Para colmo de males de los futbolistas y alegría eterna del erario público, GESTHA recuerda que la doctrina administrativa no tiene la más mínima piedad gremial. Estas primas por ganar el Mundial se califican íntegramente como "rendimientos del trabajo" en el IRPF, a pesar de que evidentemente no exista una relación laboral clásica entre la federación y los convocados. Esto significa que talentos de la tierra como el cotizado lateral Marc Pubill —cuyo rendimiento seguimos con atención desde la provincia de Almería— o el roquetero Álex Baena, orgullo de Andalucía, no podrán aplicarse la ansiada reducción del 30% por rendimientos generados de forma notoriamente irregular en el tiempo. El fisco argumenta con frialdad que estos jugadores ya han obtenido otros rendimientos similares por éxitos deportivos en los últimos cinco años, tratándolos con la misma rigurosidad impositiva que sufriría cualquier autónomo almeriense si pretendiera camuflar sus ingresos trimestrales tras una buena racha de ventas.

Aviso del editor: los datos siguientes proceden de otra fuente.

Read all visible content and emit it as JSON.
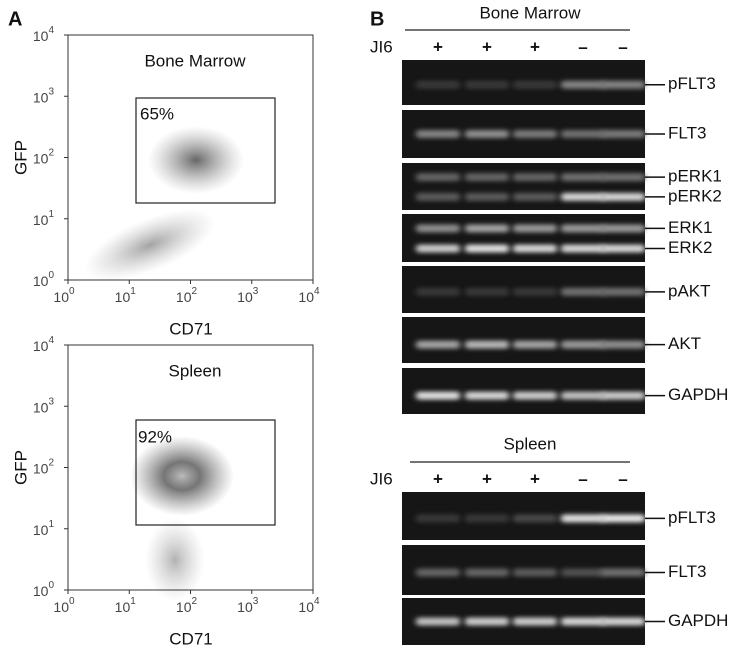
{
  "panel_a": {
    "label": "A",
    "ticks": [
      {
        "base": "10",
        "exp": "0"
      },
      {
        "base": "10",
        "exp": "1"
      },
      {
        "base": "10",
        "exp": "2"
      },
      {
        "base": "10",
        "exp": "3"
      },
      {
        "base": "10",
        "exp": "4"
      }
    ],
    "plots": [
      {
        "title": "Bone Marrow",
        "gate": "65%",
        "x_label": "CD71",
        "y_label": "GFP"
      },
      {
        "title": "Spleen",
        "gate": "92%",
        "x_label": "CD71",
        "y_label": "GFP"
      }
    ]
  },
  "panel_b": {
    "label": "B",
    "groups": [
      {
        "title": "Bone Marrow",
        "treatment": "JI6",
        "lanes": [
          "+",
          "+",
          "+",
          "–",
          "–"
        ],
        "blots": [
          {
            "labels": [
              "pFLT3"
            ]
          },
          {
            "labels": [
              "FLT3"
            ]
          },
          {
            "labels": [
              "pERK1",
              "pERK2"
            ]
          },
          {
            "labels": [
              "ERK1",
              "ERK2"
            ]
          },
          {
            "labels": [
              "pAKT"
            ]
          },
          {
            "labels": [
              "AKT"
            ]
          },
          {
            "labels": [
              "GAPDH"
            ]
          }
        ]
      },
      {
        "title": "Spleen",
        "treatment": "JI6",
        "lanes": [
          "+",
          "+",
          "+",
          "–",
          "–"
        ],
        "blots": [
          {
            "labels": [
              "pFLT3"
            ]
          },
          {
            "labels": [
              "FLT3"
            ]
          },
          {
            "labels": [
              "GAPDH"
            ]
          }
        ]
      }
    ]
  }
}
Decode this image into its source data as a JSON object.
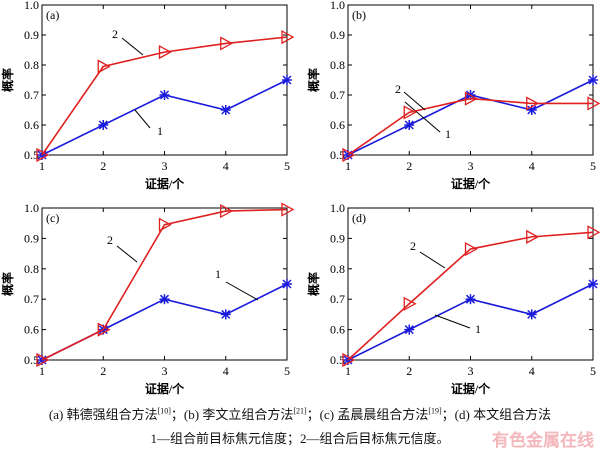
{
  "chart_data": [
    {
      "type": "line",
      "panel_label": "(a)",
      "xlabel": "证据/个",
      "ylabel": "概率",
      "x": [
        1,
        2,
        3,
        4,
        5
      ],
      "xlim": [
        1,
        5
      ],
      "ylim": [
        0.5,
        1.0
      ],
      "yticks": [
        "0.5",
        "0.6",
        "0.7",
        "0.8",
        "0.9",
        "1.0"
      ],
      "xticks": [
        "1",
        "2",
        "3",
        "4",
        "5"
      ],
      "series": [
        {
          "name": "1",
          "marker": "asterisk",
          "color": "#1a1adc",
          "values": [
            0.5,
            0.6,
            0.7,
            0.65,
            0.75
          ]
        },
        {
          "name": "2",
          "marker": "triangle-right",
          "color": "#e02020",
          "values": [
            0.5,
            0.795,
            0.843,
            0.872,
            0.893
          ]
        }
      ]
    },
    {
      "type": "line",
      "panel_label": "(b)",
      "xlabel": "证据/个",
      "ylabel": "概率",
      "x": [
        1,
        2,
        3,
        4,
        5
      ],
      "xlim": [
        1,
        5
      ],
      "ylim": [
        0.5,
        1.0
      ],
      "yticks": [
        "0.5",
        "0.6",
        "0.7",
        "0.8",
        "0.9",
        "1.0"
      ],
      "xticks": [
        "1",
        "2",
        "3",
        "4",
        "5"
      ],
      "series": [
        {
          "name": "1",
          "marker": "asterisk",
          "color": "#1a1adc",
          "values": [
            0.5,
            0.6,
            0.7,
            0.65,
            0.75
          ]
        },
        {
          "name": "2",
          "marker": "triangle-right",
          "color": "#e02020",
          "values": [
            0.5,
            0.642,
            0.688,
            0.672,
            0.672
          ]
        }
      ]
    },
    {
      "type": "line",
      "panel_label": "(c)",
      "xlabel": "证据/个",
      "ylabel": "概率",
      "x": [
        1,
        2,
        3,
        4,
        5
      ],
      "xlim": [
        1,
        5
      ],
      "ylim": [
        0.5,
        1.0
      ],
      "yticks": [
        "0.5",
        "0.6",
        "0.7",
        "0.8",
        "0.9",
        "1.0"
      ],
      "xticks": [
        "1",
        "2",
        "3",
        "4",
        "5"
      ],
      "series": [
        {
          "name": "1",
          "marker": "asterisk",
          "color": "#1a1adc",
          "values": [
            0.5,
            0.6,
            0.7,
            0.65,
            0.75
          ]
        },
        {
          "name": "2",
          "marker": "triangle-right",
          "color": "#e02020",
          "values": [
            0.5,
            0.6,
            0.945,
            0.99,
            0.995
          ]
        }
      ]
    },
    {
      "type": "line",
      "panel_label": "(d)",
      "xlabel": "证据/个",
      "ylabel": "概率",
      "x": [
        1,
        2,
        3,
        4,
        5
      ],
      "xlim": [
        1,
        5
      ],
      "ylim": [
        0.5,
        1.0
      ],
      "yticks": [
        "0.5",
        "0.6",
        "0.7",
        "0.8",
        "0.9",
        "1.0"
      ],
      "xticks": [
        "1",
        "2",
        "3",
        "4",
        "5"
      ],
      "series": [
        {
          "name": "1",
          "marker": "asterisk",
          "color": "#1a1adc",
          "values": [
            0.5,
            0.6,
            0.7,
            0.65,
            0.75
          ]
        },
        {
          "name": "2",
          "marker": "triangle-right",
          "color": "#e02020",
          "values": [
            0.5,
            0.685,
            0.865,
            0.905,
            0.92
          ]
        }
      ]
    }
  ],
  "caption": {
    "line1_parts": [
      "(a) 韩德强组合方法",
      "[10]",
      "；(b) 李文立组合方法",
      "[21]",
      "；(c) 孟晨晨组合方法",
      "[19]",
      "；(d) 本文组合方法"
    ],
    "line2": "1—组合前目标焦元信度；2—组合后目标焦元信度。"
  },
  "watermark": "有色金属在线"
}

Por supuesto, el fútbol, como la estructura del Estado, entiende perfectamente de asimetrías y fueros especiales. Mientras los residentes de régimen común sufren el rigor de los tipos generales, las haciendas forales vascas ofrecen un marcaje mucho más laxo a sus ciudadanos, con tipos medios que apenas rozan el 39%. Así, figuras como Mikel Oyarzabal, Víctor Muñoz, Unai Simón, Aymeric Laporte y Nico Williams verán cómo la normativa de sus respectivas provincias forales limita la sangría impositiva a un máximo de 300.000 euros sobre el que aplicar sus porcentajes de reducción. En cuanto a la legión extranjera de la selección —aquellos que corren por los campos de la Premier League o la Bundesliga como Rodri, David Raya, Martín Zubimendi, Mikel Merino, Marc Cucurella, Pedro Porro, Yeremy Pino, Alejandro Grimaldo y Fabián Ruiz—, no se preocupen, que tampoco escapan limpios del terreno impositivo. Su tributación simplemente cambiará de ventanilla exterior, engordando las arcas del Reino Unido, Francia o Alemania bajo sistemas legales alineados e igual de implacables.

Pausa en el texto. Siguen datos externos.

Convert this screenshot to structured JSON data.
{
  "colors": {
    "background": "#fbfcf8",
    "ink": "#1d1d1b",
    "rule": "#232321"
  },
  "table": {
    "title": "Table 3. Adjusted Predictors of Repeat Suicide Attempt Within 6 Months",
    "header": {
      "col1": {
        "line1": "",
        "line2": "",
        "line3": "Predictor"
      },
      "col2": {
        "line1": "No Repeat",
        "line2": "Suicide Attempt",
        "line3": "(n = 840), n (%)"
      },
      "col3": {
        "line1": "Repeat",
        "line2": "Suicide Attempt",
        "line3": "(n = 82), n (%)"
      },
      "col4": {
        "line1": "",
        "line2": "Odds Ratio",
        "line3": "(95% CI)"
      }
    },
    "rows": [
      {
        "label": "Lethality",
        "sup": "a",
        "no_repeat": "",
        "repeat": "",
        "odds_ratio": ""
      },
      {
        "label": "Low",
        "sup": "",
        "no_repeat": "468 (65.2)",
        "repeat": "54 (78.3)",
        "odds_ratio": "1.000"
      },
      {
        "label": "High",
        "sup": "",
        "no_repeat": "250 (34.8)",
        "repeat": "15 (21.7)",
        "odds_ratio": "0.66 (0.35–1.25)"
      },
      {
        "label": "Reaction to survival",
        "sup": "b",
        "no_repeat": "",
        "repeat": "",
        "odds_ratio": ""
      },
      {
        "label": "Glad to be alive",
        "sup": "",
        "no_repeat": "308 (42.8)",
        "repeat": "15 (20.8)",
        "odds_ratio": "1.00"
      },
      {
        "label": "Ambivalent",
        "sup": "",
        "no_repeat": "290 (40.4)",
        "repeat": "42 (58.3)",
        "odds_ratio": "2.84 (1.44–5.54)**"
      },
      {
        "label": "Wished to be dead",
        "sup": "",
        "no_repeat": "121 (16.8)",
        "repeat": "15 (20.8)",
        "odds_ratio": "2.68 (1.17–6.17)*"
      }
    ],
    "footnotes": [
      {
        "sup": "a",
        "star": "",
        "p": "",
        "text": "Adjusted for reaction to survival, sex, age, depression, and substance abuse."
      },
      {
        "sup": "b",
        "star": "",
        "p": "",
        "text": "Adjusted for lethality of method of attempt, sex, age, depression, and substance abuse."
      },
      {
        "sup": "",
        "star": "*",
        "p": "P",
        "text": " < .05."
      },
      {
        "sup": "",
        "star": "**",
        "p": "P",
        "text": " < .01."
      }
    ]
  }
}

Así que, cuando esta noche ruede el balón y el griterío sature los paseos marítimos y las plazas de la provincia de Almería, tómense el partido con una saludable dosis de escepticismo y filosofía de terraza. No sufran excesivamente si el delantero falla un penalti decisivo frente al guardameta argentino o si la zaga se duerme ante un contraataque. Los millonarios de pantalón corto seguirán siendo insultantemente millonarios mañana por la mañana, y el trofeo real de esta competición no dormirá en las vitrinas de ninguna federación, sino en las cuentas corrientes del Estado. Disfruten del espectáculo, pidan otra ración de tapas y sonrían con un toque de sarcasmo: el único campeón invicto y seguro de este Mundial viste de corbata, trabaja en una oficina climatizada de la AEAT y jamás ha necesitado chutar a puerta para ganar el partido por goleada.